This is another of my attempts to clear out my drafts folder. I started writing it on 3 August 2011 (So long ago!). Still seems relevant.
Let’s talk about critiques, or as engineers call them code reviews. I am going to start with a major caveat: I do not have a design degree. I spent two years pursuing a degree in Industrial Design before changing my major. These are insights I gained during those years and during my career since then.
Also every time I mention Critiques, if you are a developer insert the words ’Code Review’. They are the same thing after all.
With that out of the way let’s get down to brass tacks. Critiques are an essential part of our practice, and we should be cautious in ignoring them.
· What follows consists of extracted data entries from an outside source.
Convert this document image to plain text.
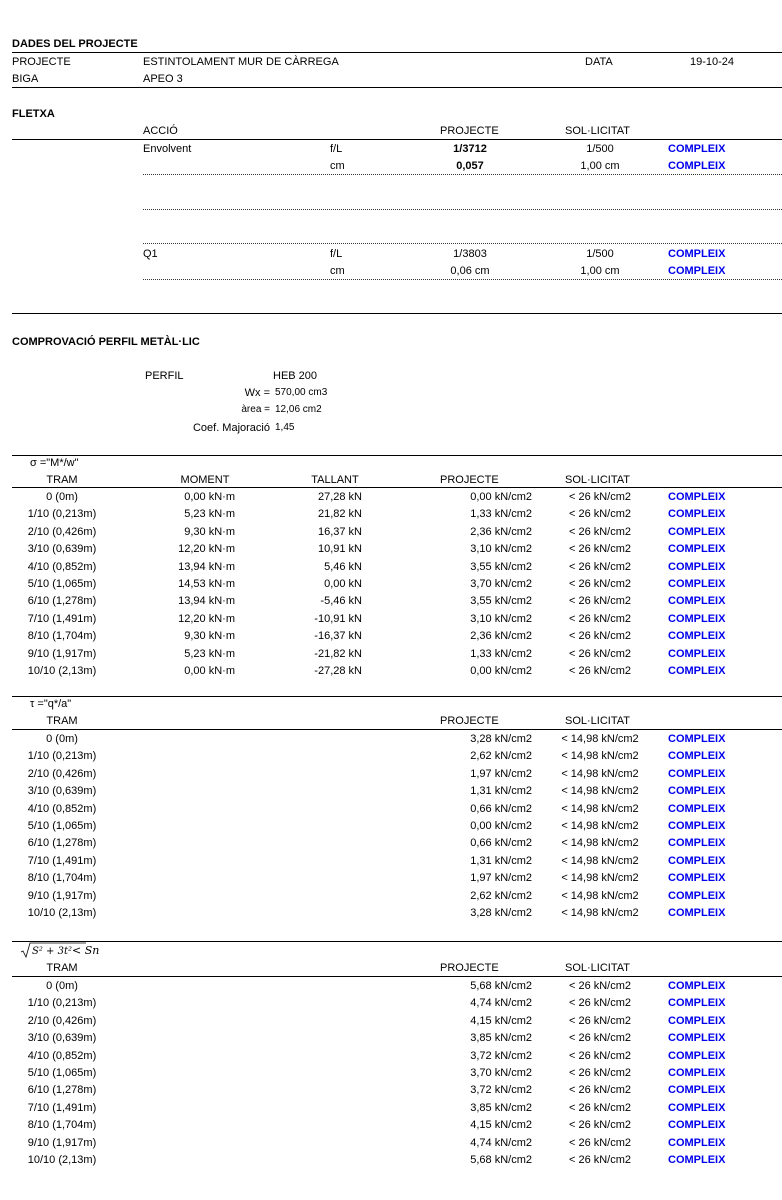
DADES DEL PROJECTE
PROJECTE	ESTINTOLAMENT MUR DE CÀRREGA	DATA	19-10-24
BIGA	APEO 3
FLETXA
ACCIÓ	PROJECTE	SOL·LICITAT
Envolvent	f/L	1/3712	1/500	COMPLEIX
cm	0,057	1,00 cm	COMPLEIX
Q1	f/L	1/3803	1/500	COMPLEIX
cm	0,06 cm	1,00 cm	COMPLEIX
COMPROVACIÓ PERFIL METÀL·LIC
PERFIL	HEB 200
Wx = 570,00 cm3
àrea = 12,06 cm2
Coef. Majoració 1,45
σ ="M*/w"
TRAM	MOMENT	TALLANT	PROJECTE	SOL·LICITAT
0 (0m)	0,00 kN·m	27,28 kN	0,00 kN/cm2	< 26 kN/cm2	COMPLEIX
1/10 (0,213m)	5,23 kN·m	21,82 kN	1,33 kN/cm2	< 26 kN/cm2	COMPLEIX
2/10 (0,426m)	9,30 kN·m	16,37 kN	2,36 kN/cm2	< 26 kN/cm2	COMPLEIX
3/10 (0,639m)	12,20 kN·m	10,91 kN	3,10 kN/cm2	< 26 kN/cm2	COMPLEIX
4/10 (0,852m)	13,94 kN·m	5,46 kN	3,55 kN/cm2	< 26 kN/cm2	COMPLEIX
5/10 (1,065m)	14,53 kN·m	0,00 kN	3,70 kN/cm2	< 26 kN/cm2	COMPLEIX
6/10 (1,278m)	13,94 kN·m	-5,46 kN	3,55 kN/cm2	< 26 kN/cm2	COMPLEIX
7/10 (1,491m)	12,20 kN·m	-10,91 kN	3,10 kN/cm2	< 26 kN/cm2	COMPLEIX
8/10 (1,704m)	9,30 kN·m	-16,37 kN	2,36 kN/cm2	< 26 kN/cm2	COMPLEIX
9/10 (1,917m)	5,23 kN·m	-21,82 kN	1,33 kN/cm2	< 26 kN/cm2	COMPLEIX
10/10 (2,13m)	0,00 kN·m	-27,28 kN	0,00 kN/cm2	< 26 kN/cm2	COMPLEIX
τ ="q*/a"
TRAM	PROJECTE	SOL·LICITAT
0 (0m)	3,28 kN/cm2	< 14,98 kN/cm2	COMPLEIX
1/10 (0,213m)	2,62 kN/cm2	< 14,98 kN/cm2	COMPLEIX
2/10 (0,426m)	1,97 kN/cm2	< 14,98 kN/cm2	COMPLEIX
3/10 (0,639m)	1,31 kN/cm2	< 14,98 kN/cm2	COMPLEIX
4/10 (0,852m)	0,66 kN/cm2	< 14,98 kN/cm2	COMPLEIX
5/10 (1,065m)	0,00 kN/cm2	< 14,98 kN/cm2	COMPLEIX
6/10 (1,278m)	0,66 kN/cm2	< 14,98 kN/cm2	COMPLEIX
7/10 (1,491m)	1,31 kN/cm2	< 14,98 kN/cm2	COMPLEIX
8/10 (1,704m)	1,97 kN/cm2	< 14,98 kN/cm2	COMPLEIX
9/10 (1,917m)	2,62 kN/cm2	< 14,98 kN/cm2	COMPLEIX
10/10 (2,13m)	3,28 kN/cm2	< 14,98 kN/cm2	COMPLEIX
S² + 3t² < Sn
TRAM	PROJECTE	SOL·LICITAT
0 (0m)	5,68 kN/cm2	< 26 kN/cm2	COMPLEIX
1/10 (0,213m)	4,74 kN/cm2	< 26 kN/cm2	COMPLEIX
2/10 (0,426m)	4,15 kN/cm2	< 26 kN/cm2	COMPLEIX
3/10 (0,639m)	3,85 kN/cm2	< 26 kN/cm2	COMPLEIX
4/10 (0,852m)	3,72 kN/cm2	< 26 kN/cm2	COMPLEIX
5/10 (1,065m)	3,70 kN/cm2	< 26 kN/cm2	COMPLEIX
6/10 (1,278m)	3,72 kN/cm2	< 26 kN/cm2	COMPLEIX
7/10 (1,491m)	3,85 kN/cm2	< 26 kN/cm2	COMPLEIX
8/10 (1,704m)	4,15 kN/cm2	< 26 kN/cm2	COMPLEIX
9/10 (1,917m)	4,74 kN/cm2	< 26 kN/cm2	COMPLEIX
10/10 (2,13m)	5,68 kN/cm2	< 26 kN/cm2	COMPLEIX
We only know what we know, and critiques provide us an opportunity to reevaluate the things we thought we knew. That is critical to our development as designers, coders, and the quality of our work.
When I was studying Industrial Design we had weekly formal critiques. The kind where you pin your work on the wall explain it quickly and then sit back while everyone discussed it. We also had many informal critiques as we talked to fellow students and professors. These critiques were critical to our development. We were able to identify things that were not working, and then ways to correct them.
The formal critiques rarely resulted in others sketching ideas for ways to improve our ideas. But, the less less formal peer critiques often did. Sketching was the easiest way to convey what could be better. It was the clearest way to communicate concepts.
Part of being a designer, or engineer, is being able to examine our own work through the lens of others’ eyes. We have to be able to cut the parts that don’t make sense and identify the areas of improvement that will help our design. Without them we limit the quality of our work to the finite realms of our own experience.